Les trois nouveaux juges internationaux de la Cour spéciale sont originaires de Belgique, du Burkina Faso et de Madagascar. Leur nomination était très attendue. En octobre dernier encore, lors de l’inauguration du bâtiment de la Cour, son président Landry Michel Louanga avait déploré les difficultés rencontrées pour ces recrutements.

Il évoquait notamment le manque d’« engouement » des pays partenaires pour mettre à sa disposition des juges. Or la CPS étant une cour hybride, toutes ses instances doivent être composées de magistrats centrafricains et étrangers, sous peine d’être bloquées.

Désormais, et c’est une étape importante, plus rien ne devrait faire obstacle à la mise sur pied de la cour d’assises, dont les autorités ont promis qu’elle tiendrait cette année ses premiers procès, sans dire qui serait jugé ni à quelle échéance.

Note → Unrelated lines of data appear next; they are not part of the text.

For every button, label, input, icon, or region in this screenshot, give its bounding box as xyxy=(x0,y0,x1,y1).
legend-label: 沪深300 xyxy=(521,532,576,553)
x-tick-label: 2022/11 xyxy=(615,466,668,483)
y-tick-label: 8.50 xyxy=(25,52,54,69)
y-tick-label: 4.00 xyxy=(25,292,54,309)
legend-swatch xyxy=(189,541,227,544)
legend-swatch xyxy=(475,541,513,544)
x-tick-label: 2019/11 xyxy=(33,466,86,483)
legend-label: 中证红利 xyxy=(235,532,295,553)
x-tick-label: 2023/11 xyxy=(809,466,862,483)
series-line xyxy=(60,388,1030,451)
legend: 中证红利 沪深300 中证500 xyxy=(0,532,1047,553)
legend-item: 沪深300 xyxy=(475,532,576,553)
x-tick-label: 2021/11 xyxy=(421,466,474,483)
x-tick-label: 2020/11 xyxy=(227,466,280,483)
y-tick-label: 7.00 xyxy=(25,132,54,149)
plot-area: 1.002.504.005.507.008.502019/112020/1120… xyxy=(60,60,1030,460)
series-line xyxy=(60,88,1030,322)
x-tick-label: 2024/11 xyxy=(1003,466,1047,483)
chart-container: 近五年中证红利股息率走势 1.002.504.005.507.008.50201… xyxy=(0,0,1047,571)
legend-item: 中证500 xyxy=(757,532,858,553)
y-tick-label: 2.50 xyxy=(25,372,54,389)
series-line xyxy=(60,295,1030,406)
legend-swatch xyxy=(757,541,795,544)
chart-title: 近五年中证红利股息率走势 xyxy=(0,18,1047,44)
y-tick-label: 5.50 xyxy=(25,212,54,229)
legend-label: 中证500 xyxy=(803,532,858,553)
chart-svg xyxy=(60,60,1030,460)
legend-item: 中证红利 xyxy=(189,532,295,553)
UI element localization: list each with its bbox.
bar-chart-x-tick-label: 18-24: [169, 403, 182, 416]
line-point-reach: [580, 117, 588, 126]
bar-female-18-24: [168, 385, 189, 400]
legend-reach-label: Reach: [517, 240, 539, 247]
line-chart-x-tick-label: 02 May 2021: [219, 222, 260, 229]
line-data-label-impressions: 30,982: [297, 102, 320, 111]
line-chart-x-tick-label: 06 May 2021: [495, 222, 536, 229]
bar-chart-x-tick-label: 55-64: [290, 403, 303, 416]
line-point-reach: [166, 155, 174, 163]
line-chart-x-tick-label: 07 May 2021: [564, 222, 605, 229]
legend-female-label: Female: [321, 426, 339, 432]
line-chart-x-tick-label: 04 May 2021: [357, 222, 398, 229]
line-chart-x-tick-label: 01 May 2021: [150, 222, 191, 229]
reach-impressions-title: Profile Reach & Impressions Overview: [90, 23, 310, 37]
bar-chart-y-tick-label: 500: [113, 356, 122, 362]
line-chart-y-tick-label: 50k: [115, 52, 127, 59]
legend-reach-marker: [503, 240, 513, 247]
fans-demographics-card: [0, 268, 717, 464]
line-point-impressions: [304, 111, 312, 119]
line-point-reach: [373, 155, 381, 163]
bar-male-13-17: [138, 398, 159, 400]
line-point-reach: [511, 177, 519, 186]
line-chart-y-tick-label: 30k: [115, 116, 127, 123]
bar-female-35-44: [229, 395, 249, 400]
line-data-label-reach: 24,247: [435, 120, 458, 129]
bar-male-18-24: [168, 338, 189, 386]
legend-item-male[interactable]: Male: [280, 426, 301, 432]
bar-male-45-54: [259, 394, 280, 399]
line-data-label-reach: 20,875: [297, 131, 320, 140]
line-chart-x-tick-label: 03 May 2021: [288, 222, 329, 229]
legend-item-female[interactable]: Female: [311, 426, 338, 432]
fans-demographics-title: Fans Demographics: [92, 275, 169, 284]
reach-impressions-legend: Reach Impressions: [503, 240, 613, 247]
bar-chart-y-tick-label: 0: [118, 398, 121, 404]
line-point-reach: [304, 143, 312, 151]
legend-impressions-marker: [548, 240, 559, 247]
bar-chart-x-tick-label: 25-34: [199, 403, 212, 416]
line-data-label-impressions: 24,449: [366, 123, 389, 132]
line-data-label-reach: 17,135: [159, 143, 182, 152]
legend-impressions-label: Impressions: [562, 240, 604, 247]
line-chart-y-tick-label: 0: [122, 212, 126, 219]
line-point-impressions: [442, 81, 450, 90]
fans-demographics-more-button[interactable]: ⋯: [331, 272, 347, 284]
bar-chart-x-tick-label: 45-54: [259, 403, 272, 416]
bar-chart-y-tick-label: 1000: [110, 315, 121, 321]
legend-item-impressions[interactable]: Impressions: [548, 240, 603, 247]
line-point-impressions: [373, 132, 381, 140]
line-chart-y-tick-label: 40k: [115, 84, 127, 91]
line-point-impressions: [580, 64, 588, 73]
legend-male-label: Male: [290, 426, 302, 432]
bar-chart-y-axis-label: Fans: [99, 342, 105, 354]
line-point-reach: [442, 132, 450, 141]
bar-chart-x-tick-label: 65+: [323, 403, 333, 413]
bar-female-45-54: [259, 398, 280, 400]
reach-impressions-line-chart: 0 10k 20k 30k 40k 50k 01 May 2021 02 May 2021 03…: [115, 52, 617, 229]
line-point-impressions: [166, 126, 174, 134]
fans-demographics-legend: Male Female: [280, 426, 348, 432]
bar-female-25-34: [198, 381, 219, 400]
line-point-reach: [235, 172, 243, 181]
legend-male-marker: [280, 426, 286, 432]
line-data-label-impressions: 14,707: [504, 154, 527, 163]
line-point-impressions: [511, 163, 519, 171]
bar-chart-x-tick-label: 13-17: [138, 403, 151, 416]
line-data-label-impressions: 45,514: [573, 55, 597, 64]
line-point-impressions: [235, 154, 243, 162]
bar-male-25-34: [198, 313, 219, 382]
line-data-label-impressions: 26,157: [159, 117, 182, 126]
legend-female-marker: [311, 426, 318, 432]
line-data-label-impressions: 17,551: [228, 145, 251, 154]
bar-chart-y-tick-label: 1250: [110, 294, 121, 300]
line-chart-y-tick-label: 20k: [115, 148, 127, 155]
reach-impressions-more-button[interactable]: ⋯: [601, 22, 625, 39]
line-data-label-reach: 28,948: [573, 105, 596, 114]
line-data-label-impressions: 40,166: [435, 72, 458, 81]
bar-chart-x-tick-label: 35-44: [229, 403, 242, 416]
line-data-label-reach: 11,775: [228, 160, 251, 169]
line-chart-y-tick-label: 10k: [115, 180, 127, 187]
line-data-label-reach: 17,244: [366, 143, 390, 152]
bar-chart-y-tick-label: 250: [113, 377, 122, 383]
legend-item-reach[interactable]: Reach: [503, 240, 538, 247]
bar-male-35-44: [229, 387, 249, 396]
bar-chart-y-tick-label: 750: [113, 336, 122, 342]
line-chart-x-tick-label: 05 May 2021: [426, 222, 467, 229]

Depuis l’audience inaugurale de la CPS en 2018, dix dossiers ont fait l’objet d’une saisine par le juge d’instruction. Et une quinzaine de personnes sont officiellement en détention à la prison de Ngaragba et son annexe du camp de roux.

Mais la cour refuse de divulguer leur identité. Ce choix est régulièrement critiqué, notamment par l’ONG Amnesty International. La cour le justifie par l’insécurité régnant dans le pays, dont les 2/3 sont sous le contrôle de groupes armés.